Going Forward with REDD+ Criticism
The racism of REDD+ carbon accounting, in short, goes a lot deeper than just the fact that carbon accountants usually have white skins (although they do). The real issue is that REDD+ carbon accounting is colonialist even when it is used by people with black, brown, yellow or red skins. And the better that REDD+ does its technical job of showing that REDD+ money makes a difference, the more colonialist it becomes.
Ironically, this is true even when REDD+ tries to treat Indigenous Peoples and peasants as active parties in saving forests instead of as irresponsible forest encroachers. REDD+ has no choice but to assume that forest people’s practices, however good they are, can be made measurably more effective with REDD+ money. But REDD+ money needs carbon molecule accounting in order to quantify the pollution rights that REDD+ provides to fossil-fuelled industry.

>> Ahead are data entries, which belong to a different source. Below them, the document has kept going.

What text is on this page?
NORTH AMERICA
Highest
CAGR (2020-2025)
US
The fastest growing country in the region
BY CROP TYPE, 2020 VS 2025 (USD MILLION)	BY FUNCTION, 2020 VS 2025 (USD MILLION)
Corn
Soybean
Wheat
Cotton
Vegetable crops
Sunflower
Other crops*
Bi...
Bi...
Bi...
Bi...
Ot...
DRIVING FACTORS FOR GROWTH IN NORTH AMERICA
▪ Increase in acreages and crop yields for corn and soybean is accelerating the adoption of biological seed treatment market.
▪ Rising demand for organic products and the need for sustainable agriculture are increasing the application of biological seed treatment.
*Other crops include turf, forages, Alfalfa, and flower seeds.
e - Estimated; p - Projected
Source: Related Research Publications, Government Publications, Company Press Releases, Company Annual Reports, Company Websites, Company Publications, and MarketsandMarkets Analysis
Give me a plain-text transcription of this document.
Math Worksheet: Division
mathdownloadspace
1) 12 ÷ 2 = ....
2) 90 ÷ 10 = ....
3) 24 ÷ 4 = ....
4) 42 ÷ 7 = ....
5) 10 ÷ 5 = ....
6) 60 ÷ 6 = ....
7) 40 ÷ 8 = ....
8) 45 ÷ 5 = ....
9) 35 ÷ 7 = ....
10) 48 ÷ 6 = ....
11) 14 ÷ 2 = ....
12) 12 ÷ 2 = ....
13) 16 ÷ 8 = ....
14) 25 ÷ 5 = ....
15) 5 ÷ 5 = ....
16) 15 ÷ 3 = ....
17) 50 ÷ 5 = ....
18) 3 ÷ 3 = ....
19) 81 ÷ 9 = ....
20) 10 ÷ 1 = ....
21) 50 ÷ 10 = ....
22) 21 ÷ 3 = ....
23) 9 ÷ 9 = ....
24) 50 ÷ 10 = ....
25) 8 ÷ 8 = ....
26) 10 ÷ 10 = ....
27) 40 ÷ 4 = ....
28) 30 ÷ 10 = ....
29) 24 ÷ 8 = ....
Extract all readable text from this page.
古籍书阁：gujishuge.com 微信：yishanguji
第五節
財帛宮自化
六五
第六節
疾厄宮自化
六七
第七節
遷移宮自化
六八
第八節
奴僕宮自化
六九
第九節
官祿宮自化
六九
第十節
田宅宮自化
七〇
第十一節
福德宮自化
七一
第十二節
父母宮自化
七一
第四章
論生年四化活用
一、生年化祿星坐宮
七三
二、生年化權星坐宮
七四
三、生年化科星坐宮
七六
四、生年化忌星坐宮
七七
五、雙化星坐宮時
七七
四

Which means that forest peoples’ beneficial practices can only be recognized and ‘activated’ when they are chronicled, measured, reconceptualized, reorganized, certified and paid for by what are typically Northern-dominated institutions. Institutions that are contractually obligated to defend the continued extraction of oil, coal and gas that is a danger so many other forest peoples worldwide.
So once again it’s a ‘white supplement’ that makes the REDD+ money flow. Not political organizing among forest peoples themselves, which, it is assumed without evidence, can never be effective. Under REDD+, Indigenous Peoples and peasants can earn recognition for their forest practices – and their own agency – only when they are taught to treat them as means of manufacturing cheap pollution rights for dominant powers.
This is why REDD+ needs to be eliminated, not reformed. Reforms that urge ‘more accurate baselines’ and ‘Indigenous REDD+’ can lead only to intensified colonialism and weaker forest movements. At a time when even some of carbon offsets’ longest-standing proponents are finding that they can no longer defend the practice, (3) it’s time for critics of REDD+ to become even tougher so that the institution can be ended once and for all.
Larry Lohmann, The CornerHouse
(1) Eric Wolf, Europe and the People Without History, 2010.
(2) The 18th Century Common, Locke’s American Wasteland, 2018.
(3) REDD/Monitor, Bloomberg Green: “How the Carbon Offset Market is Slowing the Fight Against Climate Change”, 2021; and The Conversation, Climate scientists: concept of net zero is a dangerous trap, 2021.